Banyak orang yang berdatangan untuk melihat ujud “ bledheg “ itu. Ketika itu
datanglah seorang nenek - nenek dengan membawa air kendi. Air itu diberikan
kepada kakek “ bledheg “ dan diminumnya. Setelah minum terdengarlah
menggelegar memekakkan telinga. Bersamaan dengan itu lenyaplah kakek dan
nenek “ bledheg : tersebut, sedang jeruji besi tempat mengurung kakek “
bledheg hancur berantakan.
Kemudian
suatu ketika Ki Ageng nanggap wayang kulit dengan dhalang Ki Bicak. Istri Ki
Bicak sangat cantik. Ki Ageng jatuh cinta pada Nyai Bicak. Maka untuk dapat
memperistri Nyai Bicak, Kyai Bicak dibunuhnya. Wayang Bende dan Nyai Bicak
diambilnya, “ Bende “ tersebut kemudian diberi nama Kyai Bicak, yang kemudian
menjadi pusaka Kerajaan Mataram. Bila “ Bende “ tersebut dipukul dan suaranya
menggema, bertanda perangnya akan menang tetapi kalau dipukul tidak berbunyi
pertanda perangnya akan kalah.
Peristiwa
lain lagi : Pada suatu hari Ki Ageng Selo sedang menggendong anaknya di
tengah tanaman waluh dihalaman rumahnya. Datanglah orang mengamuk kepadanya.
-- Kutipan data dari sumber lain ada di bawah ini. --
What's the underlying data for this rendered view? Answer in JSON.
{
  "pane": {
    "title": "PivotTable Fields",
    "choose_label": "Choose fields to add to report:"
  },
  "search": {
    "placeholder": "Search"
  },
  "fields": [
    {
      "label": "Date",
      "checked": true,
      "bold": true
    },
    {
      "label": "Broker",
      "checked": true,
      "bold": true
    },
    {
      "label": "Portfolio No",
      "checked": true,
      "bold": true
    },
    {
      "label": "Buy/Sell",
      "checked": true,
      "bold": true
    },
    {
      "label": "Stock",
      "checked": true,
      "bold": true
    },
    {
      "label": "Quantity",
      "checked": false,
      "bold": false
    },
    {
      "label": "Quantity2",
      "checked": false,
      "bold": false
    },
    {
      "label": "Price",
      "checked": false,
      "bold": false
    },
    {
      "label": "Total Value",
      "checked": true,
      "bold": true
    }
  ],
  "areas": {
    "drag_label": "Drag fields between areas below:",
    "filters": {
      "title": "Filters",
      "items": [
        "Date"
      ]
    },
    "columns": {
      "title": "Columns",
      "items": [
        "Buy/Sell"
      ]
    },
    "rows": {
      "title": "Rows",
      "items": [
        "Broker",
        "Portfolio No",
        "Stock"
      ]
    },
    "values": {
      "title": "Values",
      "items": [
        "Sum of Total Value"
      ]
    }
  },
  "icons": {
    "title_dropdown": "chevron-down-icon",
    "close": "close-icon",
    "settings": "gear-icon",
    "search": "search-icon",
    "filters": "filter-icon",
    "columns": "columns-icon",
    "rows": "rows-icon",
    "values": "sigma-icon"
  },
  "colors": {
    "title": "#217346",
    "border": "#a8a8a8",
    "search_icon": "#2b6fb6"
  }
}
Orang itu dapat dibunuhnya, tetapi dia “ kesrimpet “ batang waluh dan
jatuh telentang, sehingga kainnya lepas dan dia menjadi telanjang. Oleh
peristiwa tersebut maka Ki Ageng Selo menjatuhkan umpatan, bahwa anak
turunnya dilarang menanam waluh di halaman rumah memakai kain cinde .
… Saha
lajeng dhawahaken prapasa, benjeng ing saturun - turunipun sampun nganthos
wonten ingkang nyamping cindhe serta nanem waluh serta dhahar wohipun. (
Dirdjosubroto : 1928 : 152 – 153 ).
Dalam
hidup berkeluarga Ki Ageng Selo mempunyai putra tujuh orang yaitu : Nyai Ageng
Lurung Tengah, Nyai Ageng Saba ( Wanasaba ), Nyai Ageng Basri, Nyai Ageng
Jati, Nyai Ageng Patanen, Nyai Ageng Pakis Dadu, dan bungsunya putra laki -
laki bernama Kyai Ageng Enis. Kyai Ageng Enis berputra Kyai Ageng Pamanahan
yang kawin dengan putri sulung Kyai Ageng Saba, dan melahirkan Mas Ngabehi
Loring Pasar atau Sutawijaya, pendiri Kerajaan Mataram. Adik Nyai Ageng
Pamanahan bernama Ki Juru Martani. Ki Ageng Enis juga mengambil anak angkat
bernama Ki Panjawi. Mereka bertiga dipersaudarakan dan bersama - sama berguru
kepada Sunan Kalijaga bersama dengan Sultan Pajang Hadiwijaya ( Jaka Tingkir
). Atas kehendak Sultan Pajang, Ki Ageng Enis diminta bertempat tinggal
didusun lawiyan, maka kemudian terkenal dengan sebutan Ki Ageng Lawiyan.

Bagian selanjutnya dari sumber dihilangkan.